Denis Ten was found lying unconscious on the street by passersby, who called an ambulance. Ten was taken to the Central Clinical Hospital, where he was in critical condition for three hours while doctors tried to save him. Sadly, their efforts weren’t enough.
The assailants are currently unknown, however Minister of Internal Affairs Kalmukhanbet Kassymov and Minister of Healthcare Yelzhan Birtanov both vowed a thorough investigation into the crime.
Denis Ten was beloved in his home country. He was the first Kazakh skater to place at the Olympic Games. He was also the ambassador for Kazakhstan’s campaign to bring the 2022 Winter Olympics to Almaty, the city where Ten was born and, sadly, died.

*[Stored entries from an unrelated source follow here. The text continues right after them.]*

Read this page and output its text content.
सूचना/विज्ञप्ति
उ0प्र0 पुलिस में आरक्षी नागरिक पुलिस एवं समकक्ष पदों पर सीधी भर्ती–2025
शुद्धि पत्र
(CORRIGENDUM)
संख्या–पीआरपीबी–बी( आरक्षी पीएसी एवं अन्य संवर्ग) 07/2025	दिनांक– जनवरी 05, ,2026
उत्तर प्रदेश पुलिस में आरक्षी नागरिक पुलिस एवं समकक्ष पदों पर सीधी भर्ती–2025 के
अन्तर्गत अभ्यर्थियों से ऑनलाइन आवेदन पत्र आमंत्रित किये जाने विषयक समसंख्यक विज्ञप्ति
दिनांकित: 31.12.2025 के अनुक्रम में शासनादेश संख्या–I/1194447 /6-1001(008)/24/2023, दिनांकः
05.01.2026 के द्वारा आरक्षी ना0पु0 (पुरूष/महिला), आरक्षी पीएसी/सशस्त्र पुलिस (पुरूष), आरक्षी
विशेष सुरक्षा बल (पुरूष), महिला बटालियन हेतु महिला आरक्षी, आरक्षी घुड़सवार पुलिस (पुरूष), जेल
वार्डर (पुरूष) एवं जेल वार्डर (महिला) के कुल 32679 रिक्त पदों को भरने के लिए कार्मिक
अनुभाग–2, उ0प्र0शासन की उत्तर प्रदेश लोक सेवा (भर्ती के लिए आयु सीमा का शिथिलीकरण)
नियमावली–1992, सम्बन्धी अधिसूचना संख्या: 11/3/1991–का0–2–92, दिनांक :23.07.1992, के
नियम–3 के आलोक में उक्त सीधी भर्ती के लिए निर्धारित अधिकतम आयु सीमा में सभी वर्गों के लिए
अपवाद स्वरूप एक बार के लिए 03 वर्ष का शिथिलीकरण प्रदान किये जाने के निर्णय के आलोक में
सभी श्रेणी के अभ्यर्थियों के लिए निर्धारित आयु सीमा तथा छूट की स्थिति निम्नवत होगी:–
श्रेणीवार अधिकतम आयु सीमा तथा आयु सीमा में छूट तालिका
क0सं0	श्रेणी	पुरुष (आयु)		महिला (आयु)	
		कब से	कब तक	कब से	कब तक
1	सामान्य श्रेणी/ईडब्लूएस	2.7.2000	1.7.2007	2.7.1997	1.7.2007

Many big names in the skating world came forward with their condolences. Johnny Weir wrote, “Completely devastated by the passing of Denis Ten. He was as bright and kind as he was talented. This is such an incredible loss and tragedy. My heart is with his family and loved ones.”
Adam Rippon wrote, “My skating friend, @Tenis_Den, passed away today. He was so kind to everyone and a huge inspiration to me and so many other people. Murdered in the streets of Kazakhstan. Denis, thank you for showing us how to be a champion. Your time with us was way too short. Love you forever.”
Russian skater and two-time gold medalist Evgeni Plushenko wrote (translated from the Russian), “Denis, my friend, I have no words. Kind, sincere, modest. I remember meeting you as a little boy who watched my training. I don’t believe it, I don’t want to believe it. You were the star of any tournament and any show you were in. The whole world of figure skating is mourning, as are your people, your country and your fans all over the world. We remember and love you. I give my most-sincere condolences to your family and friends. Hold on.”